Cette fois, le déséquilibre est déjà là, et le pari semble hautement périlleux. « C’est extrêmement risqué, analyse Anne Deysine, qui ne croit pas au retrait de Sonia Sotomayor, car il reste quelques semaines à peine avant que le Congrès ne s’ajourne pour Noël ». Il faudrait trouver un autre candidat, faire les procédures de vérifications classiques, organiser les auditions à la commission judiciaires du Sénat, puis le vote, souligne la spécialiste du système judiciaire américain. Tout ça avant le 3 janvier, date de l’investiture de la nouvelle chambre haute, dominée par les républicains. C’est « logistiquement impossible », estime-t-il. 

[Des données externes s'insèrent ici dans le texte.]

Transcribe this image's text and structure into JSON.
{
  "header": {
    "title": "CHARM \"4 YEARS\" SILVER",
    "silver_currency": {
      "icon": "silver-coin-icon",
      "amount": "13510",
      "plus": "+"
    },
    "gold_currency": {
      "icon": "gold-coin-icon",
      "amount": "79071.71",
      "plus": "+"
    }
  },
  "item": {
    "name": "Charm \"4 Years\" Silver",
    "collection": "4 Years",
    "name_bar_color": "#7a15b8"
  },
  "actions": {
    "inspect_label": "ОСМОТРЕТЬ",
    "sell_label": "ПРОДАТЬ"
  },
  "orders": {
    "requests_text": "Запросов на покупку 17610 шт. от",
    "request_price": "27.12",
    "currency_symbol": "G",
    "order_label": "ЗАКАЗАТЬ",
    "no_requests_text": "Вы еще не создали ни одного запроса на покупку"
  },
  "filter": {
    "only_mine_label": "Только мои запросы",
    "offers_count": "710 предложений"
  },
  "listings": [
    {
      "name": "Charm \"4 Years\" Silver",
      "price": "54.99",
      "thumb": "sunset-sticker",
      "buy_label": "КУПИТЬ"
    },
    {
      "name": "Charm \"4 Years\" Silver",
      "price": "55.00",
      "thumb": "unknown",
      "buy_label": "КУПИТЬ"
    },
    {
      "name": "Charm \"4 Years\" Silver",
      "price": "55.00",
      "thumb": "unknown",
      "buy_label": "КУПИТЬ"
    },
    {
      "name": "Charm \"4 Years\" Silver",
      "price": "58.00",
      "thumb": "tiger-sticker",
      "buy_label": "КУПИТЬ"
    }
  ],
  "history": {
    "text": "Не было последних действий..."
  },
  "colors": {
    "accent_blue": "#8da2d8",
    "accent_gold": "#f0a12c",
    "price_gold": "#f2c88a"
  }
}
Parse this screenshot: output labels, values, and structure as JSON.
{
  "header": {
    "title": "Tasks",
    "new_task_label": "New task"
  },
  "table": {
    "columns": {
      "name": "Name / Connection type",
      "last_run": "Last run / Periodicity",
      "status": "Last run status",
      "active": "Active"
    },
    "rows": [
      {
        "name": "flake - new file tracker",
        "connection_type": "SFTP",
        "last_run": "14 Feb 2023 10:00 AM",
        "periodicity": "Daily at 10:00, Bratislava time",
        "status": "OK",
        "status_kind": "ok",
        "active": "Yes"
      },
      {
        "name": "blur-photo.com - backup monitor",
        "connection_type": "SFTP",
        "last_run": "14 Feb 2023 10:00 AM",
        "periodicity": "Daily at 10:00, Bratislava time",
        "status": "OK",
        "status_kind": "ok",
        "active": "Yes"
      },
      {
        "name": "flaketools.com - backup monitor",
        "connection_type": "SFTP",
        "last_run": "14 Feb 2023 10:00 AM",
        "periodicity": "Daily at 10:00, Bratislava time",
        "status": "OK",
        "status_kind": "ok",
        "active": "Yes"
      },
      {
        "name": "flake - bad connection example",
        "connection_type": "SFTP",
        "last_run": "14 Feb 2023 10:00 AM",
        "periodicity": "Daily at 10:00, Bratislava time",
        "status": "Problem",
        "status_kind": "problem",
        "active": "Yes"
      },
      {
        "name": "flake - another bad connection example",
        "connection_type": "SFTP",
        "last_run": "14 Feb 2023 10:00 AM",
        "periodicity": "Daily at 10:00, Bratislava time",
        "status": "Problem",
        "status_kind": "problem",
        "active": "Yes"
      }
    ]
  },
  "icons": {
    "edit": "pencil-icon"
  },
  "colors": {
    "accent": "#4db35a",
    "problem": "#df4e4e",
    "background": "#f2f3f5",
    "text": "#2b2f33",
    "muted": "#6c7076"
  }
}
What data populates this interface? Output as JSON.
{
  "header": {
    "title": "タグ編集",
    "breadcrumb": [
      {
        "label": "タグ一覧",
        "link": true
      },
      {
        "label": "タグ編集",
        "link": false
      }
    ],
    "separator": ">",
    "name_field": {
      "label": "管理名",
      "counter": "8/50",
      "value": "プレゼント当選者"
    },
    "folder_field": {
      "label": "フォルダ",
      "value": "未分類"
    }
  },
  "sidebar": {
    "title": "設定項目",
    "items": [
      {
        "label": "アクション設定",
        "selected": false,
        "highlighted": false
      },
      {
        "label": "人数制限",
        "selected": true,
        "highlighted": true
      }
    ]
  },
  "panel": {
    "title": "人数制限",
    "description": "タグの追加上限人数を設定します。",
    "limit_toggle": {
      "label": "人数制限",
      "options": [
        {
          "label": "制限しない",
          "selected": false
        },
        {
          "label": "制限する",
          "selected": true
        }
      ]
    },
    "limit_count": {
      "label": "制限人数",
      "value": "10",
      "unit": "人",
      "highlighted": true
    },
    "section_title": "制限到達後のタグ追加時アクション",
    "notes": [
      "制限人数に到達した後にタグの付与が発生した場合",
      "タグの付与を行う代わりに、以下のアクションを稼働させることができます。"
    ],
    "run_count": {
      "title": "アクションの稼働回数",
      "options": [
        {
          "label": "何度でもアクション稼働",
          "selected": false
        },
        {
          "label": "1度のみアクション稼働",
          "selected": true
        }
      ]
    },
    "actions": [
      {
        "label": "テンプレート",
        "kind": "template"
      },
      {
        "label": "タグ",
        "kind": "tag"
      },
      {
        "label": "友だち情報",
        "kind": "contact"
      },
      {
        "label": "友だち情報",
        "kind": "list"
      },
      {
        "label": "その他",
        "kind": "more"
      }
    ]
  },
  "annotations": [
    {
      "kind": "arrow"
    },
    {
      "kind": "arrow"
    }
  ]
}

Sans compter qu’il faudrait que Joe Biden s’assure de rallier suffisamment de sénateurs derrière lui pour éviter toute mauvaise surprise. La majorité démocrate est en effet courte, avec 51 sièges (47 démocrates et quatre détenus par des indépendants qui votent avec les démocrates) contre 49. Personne n’est à l’abri d’une tentative d’obstruction de dernière minute. Et le calendrier laisse peu de place au hasard. En 2016, peu avant l’élection présidentielle, les républicains au Sénat avaient empêché Barack Obama de promouvoir la candidature de Merrick Garland à la place d’Antonin Scalia, décédé en 2016. Pire, en cas d’échec, leur stratégie pourrait se retourner contre eux : ils auront alors fait cadeau à Trump d’un nouveau juge. Le sénateur du Vermont Bernie Sanders a déclaré dimanche qu’il ne pensait pas que ce soit une bonne idée.

Quoi qu’il en soit, la Cour suprême risque de pencher durablement à droite. D’autant que Donald Trump pourrait inciter deux juges conservateurs âgés, Clarence Thomas, 76 ans, et Samuel Alito, 74 ans, à partir pour les remplacer par des jeunes, en profitant d’un Sénat à majorité républicaine.